Final answer:
To calculate r'(1) using the chain rule for differentiation, we multiply the derivatives of each function, obtaining r'(1) = f'(4) × g'(3) × h'(1). The answer is r'(1) = 105.
Step-by-step explanation:
To find r'(1), we need to apply the chain rule for differentiation. Given that we have multiple functions h, g, and f, it seems that r(x) could be a composition of these functions, such as r(x) = f(g(h(x))). The chain rule tells us that the derivative of a composite function is the product of the derivatives of each function, evaluated at the appropriate points.
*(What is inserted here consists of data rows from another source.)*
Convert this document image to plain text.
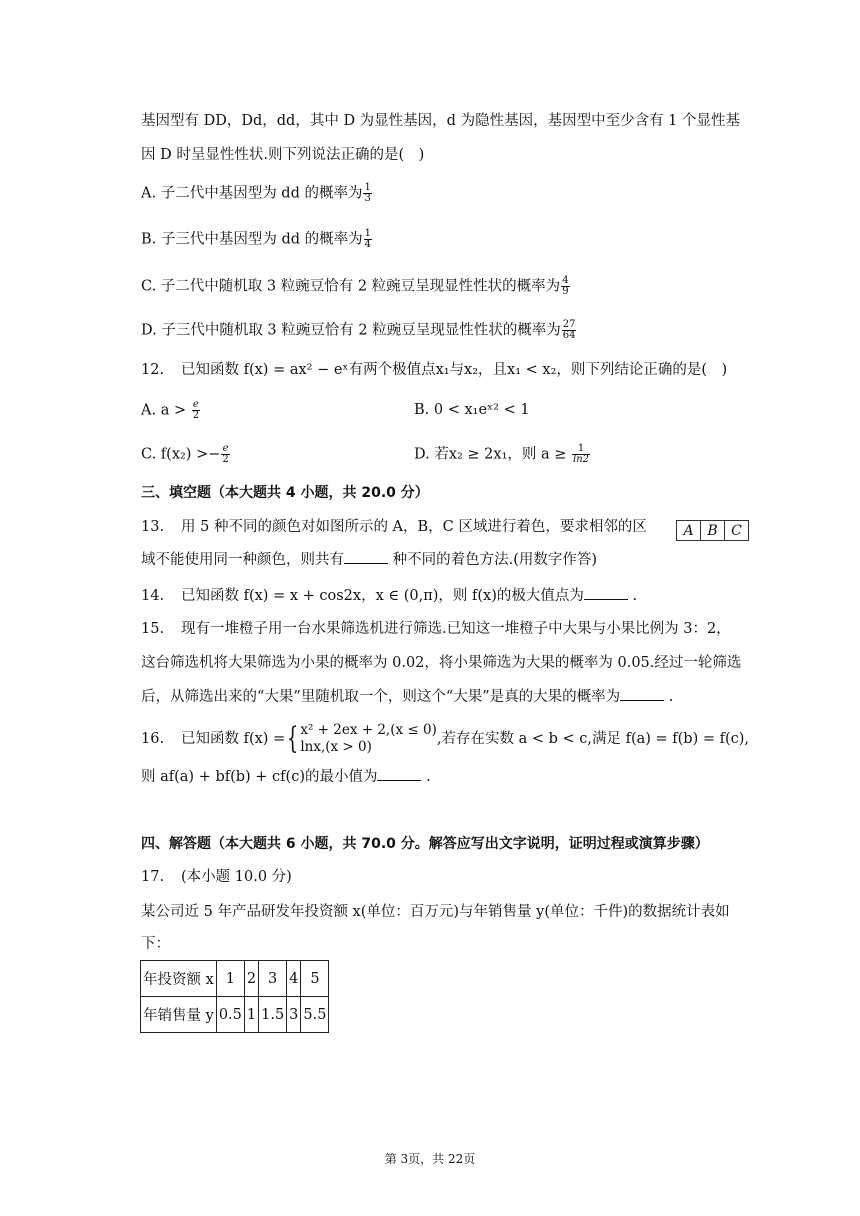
基因型有 DD，Dd，dd，其中 D 为显性基因，d 为隐性基因，基因型中至少含有 1 个显性基
因 D 时呈显性性状.则下列说法正确的是(　)
A. 子二代中基因型为 dd 的概率为 $\frac{1}{3}$
B. 子三代中基因型为 dd 的概率为 $\frac{1}{4}$
C. 子二代中随机取 3 粒豌豆恰有 2 粒豌豆呈现显性性状的概率为 $\frac{4}{9}$
D. 子三代中随机取 3 粒豌豆恰有 2 粒豌豆呈现显性性状的概率为 $\frac{27}{64}$
12. 已知函数 f(x) = ax² − eˣ有两个极值点x₁与x₂，且x₁ < x₂，则下列结论正确的是(　)
A. $a > \frac{e}{2}$	B. 0 < x₁eˣ² < 1
C. $f(x_2) >- \frac{e}{2}$	D. 若x₂ ≥ 2x₁，则 $a \ge \frac{1}{\ln 2}$
三、填空题（本大题共 4 小题，共 20.0 分）
13. 用 5 种不同的颜色对如图所示的 A，B，C 区域进行着色，要求相邻的区	A B C
域不能使用同一种颜色，则共有	种不同的着色方法.(用数字作答)
14. 已知函数 f(x) = x + cos2x，x ∈ (0,π)，则 f(x)的极大值点为	.
15. 现有一堆橙子用一台水果筛选机进行筛选.已知这一堆橙子中大果与小果比例为 3：2，
这台筛选机将大果筛选为小果的概率为 0.02，将小果筛选为大果的概率为 0.05.经过一轮筛选
后，从筛选出来的“大果”里随机取一个，则这个“大果”是真的大果的概率为	.
16. 已知函数 f(x) ={ x² + 2ex + 2,(x ≤ 0)
lnx,(x > 0)	,若存在实数 a < b < c,满足 f(a) = f(b) = f(c),
则 af(a) + bf(b) + cf(c)的最小值为	.
四、解答题（本大题共 6 小题，共 70.0 分。解答应写出文字说明，证明过程或演算步骤）
17. (本小题 10.0 分)
某公司近 5 年产品研发年投资额 x(单位：百万元)与年销售量 y(单位：千件)的数据统计表如
下：
年投资额 x	1	2	3	4	5
年销售量 y	0.5	1	1.5	3	5.5
第 3页，共 22页
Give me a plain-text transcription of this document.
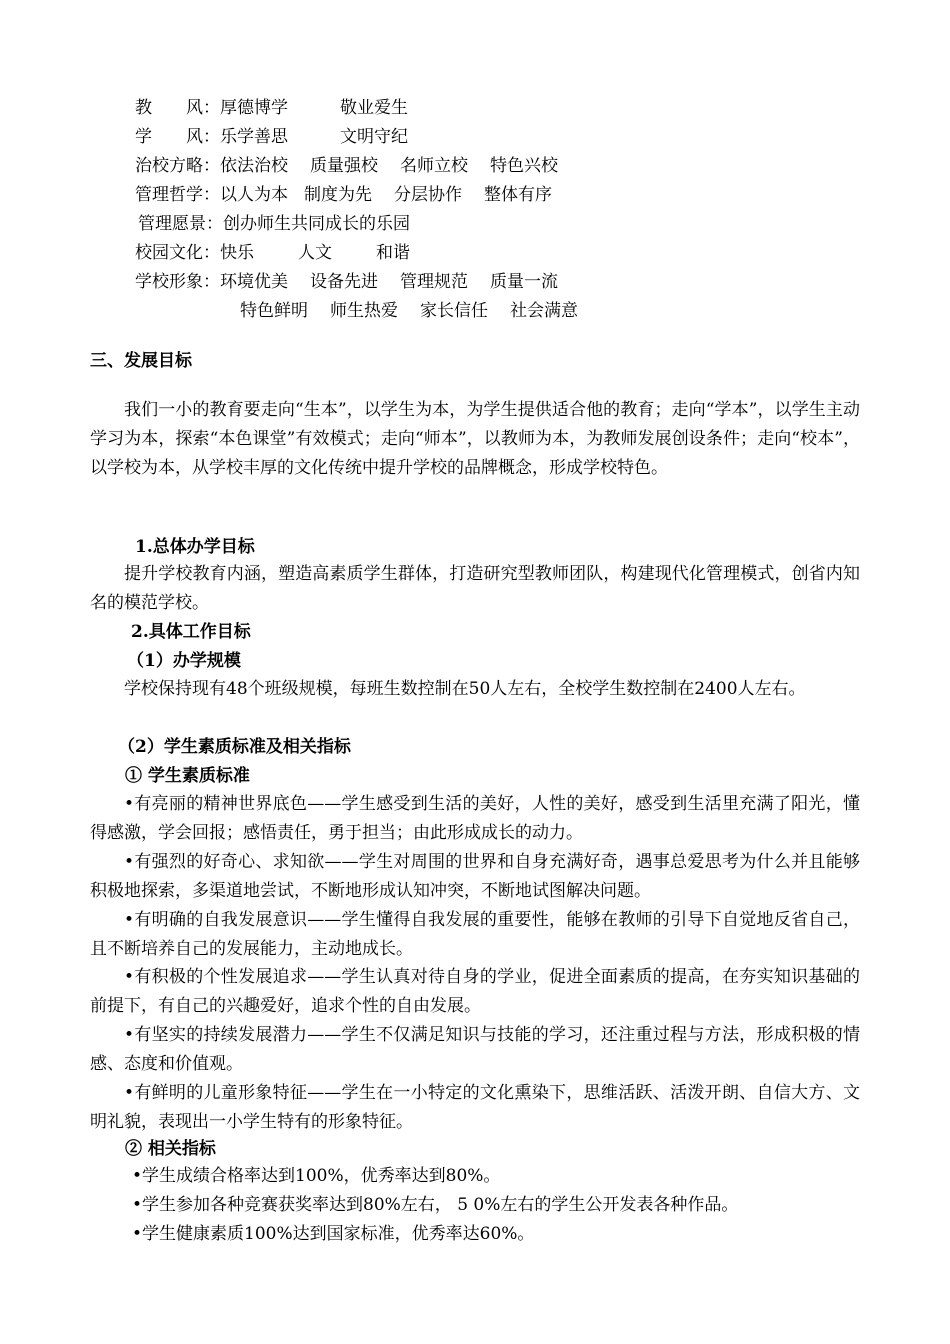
教　　风：厚德博学	敬业爱生
学　　风：乐学善思	文明守纪
治校方略：依法治校 质量强校 名师立校 特色兴校
管理哲学：以人为本 制度为先 分层协作 整体有序
管理愿景：创办师生共同成长的乐园
校园文化：快乐	人文	和谐
学校形象：环境优美 设备先进 管理规范 质量一流
特色鲜明 师生热爱 家长信任 社会满意
三、发展目标
我们一小的教育要走向“生本”，以学生为本，为学生提供适合他的教育；走向“学本”，以学生主动学习为本，探索“本色课堂”有效模式；走向“师本”，以教师为本，为教师发展创设条件；走向“校本”，以学校为本，从学校丰厚的文化传统中提升学校的品牌概念，形成学校特色。
1.总体办学目标
提升学校教育内涵，塑造高素质学生群体，打造研究型教师团队，构建现代化管理模式，创省内知名的模范学校。
2.具体工作目标
（1）办学规模
学校保持现有48个班级规模，每班生数控制在50人左右，全校学生数控制在2400人左右。
（2）学生素质标准及相关指标
① 学生素质标准
•有亮丽的精神世界底色——学生感受到生活的美好，人性的美好，感受到生活里充满了阳光，懂得感激，学会回报；感悟责任，勇于担当；由此形成成长的动力。
•有强烈的好奇心、求知欲——学生对周围的世界和自身充满好奇，遇事总爱思考为什么并且能够积极地探索，多渠道地尝试，不断地形成认知冲突，不断地试图解决问题。
•有明确的自我发展意识——学生懂得自我发展的重要性，能够在教师的引导下自觉地反省自己，且不断培养自己的发展能力，主动地成长。
•有积极的个性发展追求——学生认真对待自身的学业，促进全面素质的提高，在夯实知识基础的前提下，有自己的兴趣爱好，追求个性的自由发展。
•有坚实的持续发展潜力——学生不仅满足知识与技能的学习，还注重过程与方法，形成积极的情感、态度和价值观。
•有鲜明的儿童形象特征——学生在一小特定的文化熏染下，思维活跃、活泼开朗、自信大方、文明礼貌，表现出一小学生特有的形象特征。
② 相关指标
•学生成绩合格率达到100%，优秀率达到80%。
•学生参加各种竞赛获奖率达到80%左右， 5 0%左右的学生公开发表各种作品。
•学生健康素质100%达到国家标准，优秀率达60%。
In this case:
-
- h(1) = 3 implies that g will be evaluated at 3.
-
- g(3) = 4 implies that f will be evaluated at 4.
-
- h'(1) = 3 is the derivative of h at x = 1.
-
- g'(3) = 5 is the derivative of g at the point g(1), which is 3.
-
- f'(4) = 7 is the derivative of f at the point g(3), which is 4.
By applying the chain rule for differentiation, and assuming r(x) = f(g(h(x))), the derivative r'(1) is calculated as follows:
r'(1) = f'(g(h(1))) × g'(h(1)) × h'(1)
Substituting the given values:
r'(1) = f'(4) × g'(3) × h'(1)
r'(1) = 7 × 5 × 3
r'(1) = 105
Therefore, r'(1) is 105.